According to Gretchen Holbrook Gerzina, the Atlantic ocean became a “symbol of movement” (Gerzina 42) for Africans. To many Africans, the Atlantic became a symbol of freedom of which they did not have in their homeland. This journey and the foreign lands, in which it took them to, provided them with a new African identity. Gerzina used the personal writings of Olaudah Equiano and travel journals of African sailors to explain the influence the “Black Atlantic” had on them. These journals and writings come from Africans which had a freedom that many other Africans who were part of the trade did not have. They defined a particular population which was divided from the majority of Africans who were taken and enslaved on plantations or as servants. A majority of those who were enslaved on plantations were not given the freedom of mobility. (Gerzina 45) For the Africans who were enslaved the Atlantic held within it a different meaning. It was the force in which stole their freedom and imprisoned them from the outside world. They were stolen from their home, separated from their families, and forced to work under cruel conditions. The final population influenced by the “Black Atlantic” were the family members and members of African society that remained in Africa. According to Joseph E. Inikori, “the Atlantic slave trade was a factor in the historical process that produced the current economic underdevelopment in tropical Africa” (Inikori 37) The effect of having such a large portion of the working population taken from Africa had long term effects on the economical development of Africa. The influence of the “Black Atlantic” was best explained by Gerzina when she wrote, “If the ocean was the site of disaporic travel and therefore symbolic of danger, displacement, and death, it also represented self-determination and the route to independence.” (Gerzina 43)

1 comment:

  1. Although I think you are correct that the Gerzina article articulates the cultural consciousness of both free and enslaved black populations that developed from their interactions with Europeans during the 18th century, I didn't see where she addressed the issue of the populations left behind in Africa or African underdevelopment.

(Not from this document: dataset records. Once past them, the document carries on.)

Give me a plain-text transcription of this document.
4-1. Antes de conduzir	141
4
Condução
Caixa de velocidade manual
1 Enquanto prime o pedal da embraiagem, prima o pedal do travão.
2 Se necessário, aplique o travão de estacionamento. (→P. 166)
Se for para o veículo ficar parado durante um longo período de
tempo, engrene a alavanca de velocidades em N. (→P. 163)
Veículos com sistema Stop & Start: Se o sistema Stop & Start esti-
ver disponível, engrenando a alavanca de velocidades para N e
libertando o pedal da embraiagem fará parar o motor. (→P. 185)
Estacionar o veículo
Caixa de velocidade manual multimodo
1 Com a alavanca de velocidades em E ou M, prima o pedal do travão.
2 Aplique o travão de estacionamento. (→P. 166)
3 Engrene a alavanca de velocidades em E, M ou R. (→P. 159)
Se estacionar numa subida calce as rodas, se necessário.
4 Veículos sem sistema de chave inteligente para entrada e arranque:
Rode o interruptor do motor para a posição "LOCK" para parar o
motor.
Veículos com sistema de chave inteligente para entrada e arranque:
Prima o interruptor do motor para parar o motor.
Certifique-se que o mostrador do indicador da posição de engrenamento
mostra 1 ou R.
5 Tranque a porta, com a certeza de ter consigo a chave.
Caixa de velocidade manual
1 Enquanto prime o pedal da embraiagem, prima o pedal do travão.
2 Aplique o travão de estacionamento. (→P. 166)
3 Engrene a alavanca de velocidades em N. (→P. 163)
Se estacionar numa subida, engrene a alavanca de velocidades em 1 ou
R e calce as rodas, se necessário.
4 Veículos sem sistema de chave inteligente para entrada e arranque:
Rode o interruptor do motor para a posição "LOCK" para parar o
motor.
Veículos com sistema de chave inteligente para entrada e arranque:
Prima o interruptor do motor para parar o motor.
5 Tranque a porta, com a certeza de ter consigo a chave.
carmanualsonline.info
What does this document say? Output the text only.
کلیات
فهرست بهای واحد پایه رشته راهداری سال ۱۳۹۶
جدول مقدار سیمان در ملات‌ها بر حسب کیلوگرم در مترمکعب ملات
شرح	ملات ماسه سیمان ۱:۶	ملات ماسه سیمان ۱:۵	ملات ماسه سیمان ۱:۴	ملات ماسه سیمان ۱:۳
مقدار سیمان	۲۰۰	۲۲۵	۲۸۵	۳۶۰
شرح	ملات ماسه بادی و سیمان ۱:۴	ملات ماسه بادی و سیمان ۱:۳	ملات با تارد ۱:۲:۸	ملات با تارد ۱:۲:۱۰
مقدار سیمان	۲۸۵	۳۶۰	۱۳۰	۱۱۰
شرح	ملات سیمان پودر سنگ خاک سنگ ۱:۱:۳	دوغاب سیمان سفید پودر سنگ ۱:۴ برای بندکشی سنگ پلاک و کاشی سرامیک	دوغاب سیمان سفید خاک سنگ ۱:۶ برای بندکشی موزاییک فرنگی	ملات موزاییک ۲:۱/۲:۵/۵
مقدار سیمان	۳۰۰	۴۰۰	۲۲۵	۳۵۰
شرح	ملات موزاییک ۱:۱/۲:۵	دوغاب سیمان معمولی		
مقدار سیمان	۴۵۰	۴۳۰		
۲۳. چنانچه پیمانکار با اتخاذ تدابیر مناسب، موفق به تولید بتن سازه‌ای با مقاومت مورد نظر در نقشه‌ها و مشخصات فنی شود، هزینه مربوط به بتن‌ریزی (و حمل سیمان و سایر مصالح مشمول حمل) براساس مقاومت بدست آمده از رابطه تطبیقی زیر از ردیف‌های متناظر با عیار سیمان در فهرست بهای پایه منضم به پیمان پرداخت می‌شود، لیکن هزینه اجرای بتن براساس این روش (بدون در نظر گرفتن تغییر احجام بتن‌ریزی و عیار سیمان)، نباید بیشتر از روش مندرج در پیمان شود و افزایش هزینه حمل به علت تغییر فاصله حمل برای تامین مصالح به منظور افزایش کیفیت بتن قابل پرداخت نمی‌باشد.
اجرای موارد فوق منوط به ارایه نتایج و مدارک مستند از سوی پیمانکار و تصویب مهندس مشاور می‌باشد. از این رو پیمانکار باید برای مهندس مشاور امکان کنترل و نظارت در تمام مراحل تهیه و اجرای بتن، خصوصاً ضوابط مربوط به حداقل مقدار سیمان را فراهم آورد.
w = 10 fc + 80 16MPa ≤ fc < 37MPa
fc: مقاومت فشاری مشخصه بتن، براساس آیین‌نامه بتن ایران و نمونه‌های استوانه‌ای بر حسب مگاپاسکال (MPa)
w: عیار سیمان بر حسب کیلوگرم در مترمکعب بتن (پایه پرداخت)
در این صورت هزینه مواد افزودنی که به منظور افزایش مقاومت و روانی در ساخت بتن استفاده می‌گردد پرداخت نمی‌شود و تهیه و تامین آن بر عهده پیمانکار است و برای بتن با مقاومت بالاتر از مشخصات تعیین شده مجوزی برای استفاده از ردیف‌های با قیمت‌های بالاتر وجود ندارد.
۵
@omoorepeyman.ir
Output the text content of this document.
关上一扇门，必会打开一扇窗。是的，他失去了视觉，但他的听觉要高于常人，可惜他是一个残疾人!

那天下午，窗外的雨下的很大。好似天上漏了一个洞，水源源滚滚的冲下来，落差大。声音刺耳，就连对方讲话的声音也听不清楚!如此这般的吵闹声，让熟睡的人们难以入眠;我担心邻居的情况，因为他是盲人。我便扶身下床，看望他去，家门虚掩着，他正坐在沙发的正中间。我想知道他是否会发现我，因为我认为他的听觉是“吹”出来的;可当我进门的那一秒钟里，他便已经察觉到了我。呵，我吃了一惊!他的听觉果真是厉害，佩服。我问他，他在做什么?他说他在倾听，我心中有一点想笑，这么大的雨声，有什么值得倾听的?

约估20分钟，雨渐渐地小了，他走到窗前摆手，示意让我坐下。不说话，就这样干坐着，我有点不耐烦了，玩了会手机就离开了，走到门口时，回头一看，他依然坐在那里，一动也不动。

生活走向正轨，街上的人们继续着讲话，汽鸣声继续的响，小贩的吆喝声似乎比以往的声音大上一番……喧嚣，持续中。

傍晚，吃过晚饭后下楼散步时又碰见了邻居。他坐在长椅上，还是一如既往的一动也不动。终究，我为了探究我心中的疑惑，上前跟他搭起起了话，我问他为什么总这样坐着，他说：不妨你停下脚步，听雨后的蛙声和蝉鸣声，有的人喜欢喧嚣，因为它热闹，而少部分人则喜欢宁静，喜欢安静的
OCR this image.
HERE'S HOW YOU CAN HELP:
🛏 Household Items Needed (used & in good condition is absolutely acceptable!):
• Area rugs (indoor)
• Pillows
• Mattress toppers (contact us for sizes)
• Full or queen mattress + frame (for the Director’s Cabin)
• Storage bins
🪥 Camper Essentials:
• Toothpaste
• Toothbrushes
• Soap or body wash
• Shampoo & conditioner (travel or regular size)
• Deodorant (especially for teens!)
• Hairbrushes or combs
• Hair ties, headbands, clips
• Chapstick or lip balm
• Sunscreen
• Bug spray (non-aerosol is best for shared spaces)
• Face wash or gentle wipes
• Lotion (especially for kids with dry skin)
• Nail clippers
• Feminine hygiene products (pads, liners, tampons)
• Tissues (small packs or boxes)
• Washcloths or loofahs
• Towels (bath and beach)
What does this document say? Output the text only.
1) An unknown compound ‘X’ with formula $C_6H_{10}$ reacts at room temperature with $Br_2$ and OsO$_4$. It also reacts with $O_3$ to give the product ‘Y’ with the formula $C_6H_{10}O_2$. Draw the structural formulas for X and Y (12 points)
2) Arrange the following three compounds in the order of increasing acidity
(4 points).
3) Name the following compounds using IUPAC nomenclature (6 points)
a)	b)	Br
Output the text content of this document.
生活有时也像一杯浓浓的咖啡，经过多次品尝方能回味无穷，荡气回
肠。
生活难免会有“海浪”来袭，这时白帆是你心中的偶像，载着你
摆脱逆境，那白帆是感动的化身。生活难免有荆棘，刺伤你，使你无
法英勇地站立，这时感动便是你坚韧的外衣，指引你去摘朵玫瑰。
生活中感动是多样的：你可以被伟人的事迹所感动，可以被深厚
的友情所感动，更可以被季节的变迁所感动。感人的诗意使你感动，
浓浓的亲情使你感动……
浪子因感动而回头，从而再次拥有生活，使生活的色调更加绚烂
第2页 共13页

    Gerzina's article (from my perception and as such, is subject to the lingering effects of kids and a busy household) was her response to Paul Gilroy's book, The Black Atlantic and his thinly veiled Marxist theories about the development of an African consciousness which was a direct expression of their collective experiences with the Altantic slave trade.

    I'm still somewhat confused as to why the debate over the exact number of people taken from their African homelands became and continues to be such a hot button for scholars. It seems that bean counting has overtaken the larger issues of the lingering effects of millions of people compelled into a forced migration, then enslaved. Does it matter if it was 10 million or 12 million or 50 million? And that doesn't even count the children born into slavery and sold away from their families. Statistical modeling in history, I feel, detracts from the harsh reality that these were people. Maybe it's easier to think of them as statistics.